そんな兄の姿を見るキオンの目は、泣き続けたせいで赤く瞼が腫れてしまっていた。住人達の前では気丈に振舞いながらも、毎夜一人で泣いていたのを知っている。
「ルーシスさん…行ってきます」
そう言って墓標に祈りを捧げた彼女もまた、その胸に覚悟を持ったのかもしれなかった。
「………」
かける言葉が見つからない自分は薄情なのかもしれない。
今この時になっても恐くて逃げ出してしまいたいと思わないと言ったら嘘になる。けれど逃げない。逃げないことが彼女への、ルーシスへの手向けになると思うから。
再び旅立った自分達に猶予がそれほど残されていないというのが分かった今、旅の道程で各々が貪欲に成長しようと足掻いた。
竦んでいた足はしっかりと地を踏みしめて。
相手から決して目を背けず。
杖や剣を握る手の震えもいつしか止まり。
正しい判断を下すための知識を得て。
仲間が増えるたび、失う度に、誰かを守りたいと思う想いも、もうこれ以上失いたくないという想いも強くなっていった。
やがて、肩書きとその中身が釣り合うようになった頃、人々から勇者一行と呼ばれるようになった自分達は邪神の元へ辿りついた。
いよいよ明日、邪神と相対する日を迎えるというその日の夜。戦いに備えて早くに休んでしまった仲間達を見ながら、寝付くことができなかった自分はそっと起き出して野営の火が届かない場所まで歩いた。
見上げた空には明るい火の元では見えなかった沢山の星が見えた。
「………」
邪神の近くには瘴気が溢れているので、こうして晴れている空が見れたのはそれだけで僥倖だと思う。
「べテル…?」
「…キオン」
森が開けて少しだけ空が見えるその場所に座っていたのはキオンだった。

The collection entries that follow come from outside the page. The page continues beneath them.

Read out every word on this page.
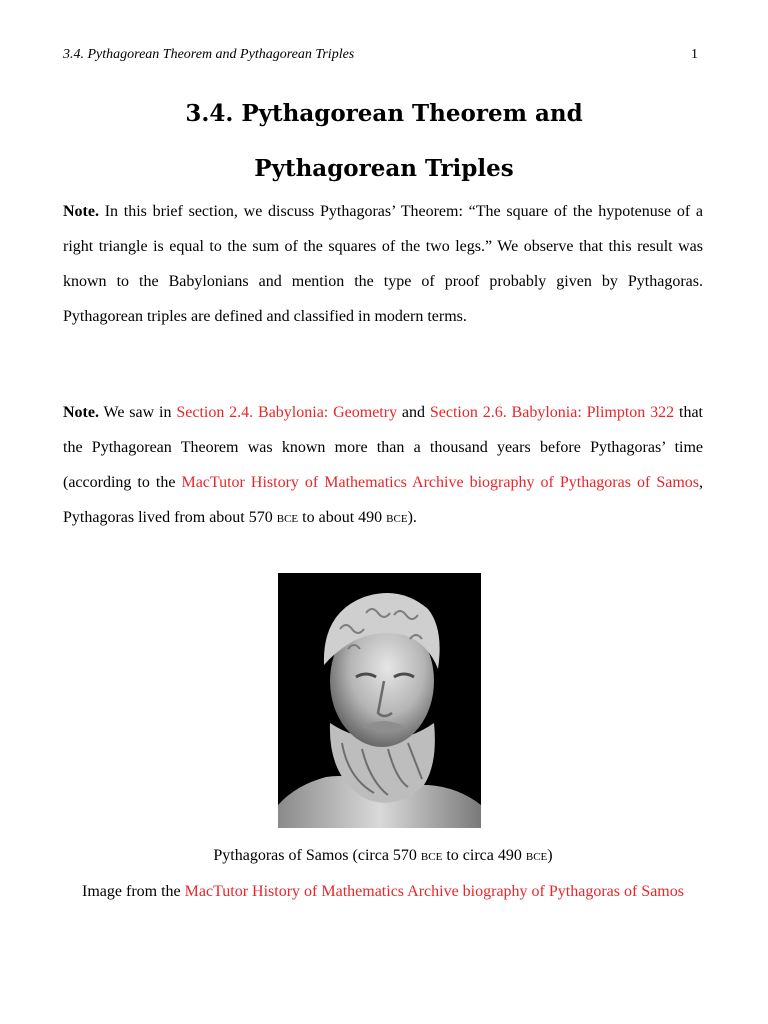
3.4. Pythagorean Theorem and Pythagorean Triples	1
3.4. Pythagorean Theorem and
Pythagorean Triples
Note. In this brief section, we discuss Pythagoras’ Theorem: “The square of the hypotenuse of a right triangle is equal to the sum of the squares of the two legs.” We observe that this result was known to the Babylonians and mention the type of proof probably given by Pythagoras. Pythagorean triples are defined and classified in modern terms.
Note. We saw in Section 2.4. Babylonia: Geometry and Section 2.6. Babylonia: Plimpton 322 that the Pythagorean Theorem was known more than a thousand years before Pythagoras’ time (according to the MacTutor History of Mathematics Archive biography of Pythagoras of Samos, Pythagoras lived from about 570 bce to about 490 bce).
Pythagoras of Samos (circa 570 bce to circa 490 bce)
Image from the MacTutor History of Mathematics Archive biography of Pythagoras of Samos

自分もその隣へ行って座る。
「眠れないの?」
「うん…何だか緊張して目が冴えちゃった」
恥ずかしそうに笑うその目元は赤く腫れぼったい。キオンが今でも時折一人で泣いているのを知っていた。けれどそれを悟らせまいと目を擦るキオンに自分は気付かない振りをした。
「こうして二人だけっていうの久しぶりね」
「そうだな…仲間が増えたからな」
「うん…みんな私達の大事な仲間…」
キオンは小さく笑う。
「長かったような、あっという間だったような…とうとう明日なんだね」
「あぁ…」
この旅路で得たものと失ったものどちらが多いのだろう。
「ねぇ、べテルは旅が終ったらどうするの?」
「え?」
ぼんやり星を見ながら考えていた自分は、予想もしなかった問いかけに虚をつかれて聞き返した。
「旅が終ったら?」
「うん」
「気が早いんじゃないか?まだ邪神を倒していないんだから」
「そんなことないよ。私達の旅はどんな形であれ、明日終るんだから」
「そう…だな…」
キオンの口にした「どんな形であれ」という言葉が棘のように刺さる。旅の最中、何度もルーシスの最期の姿がキオンに重なった。邪神を倒すため力をつけてきたつもりだ。それでも敵わなかったら、もし目の前で仲間を、シリウスやキオンを失うようなことになったら。
「ごめんなさい…不安にさせるつもりじゃなかったの」
気付けば自分の手は無意識に震えていたらしい。その手に小さくて暖かい掌が重ねられる。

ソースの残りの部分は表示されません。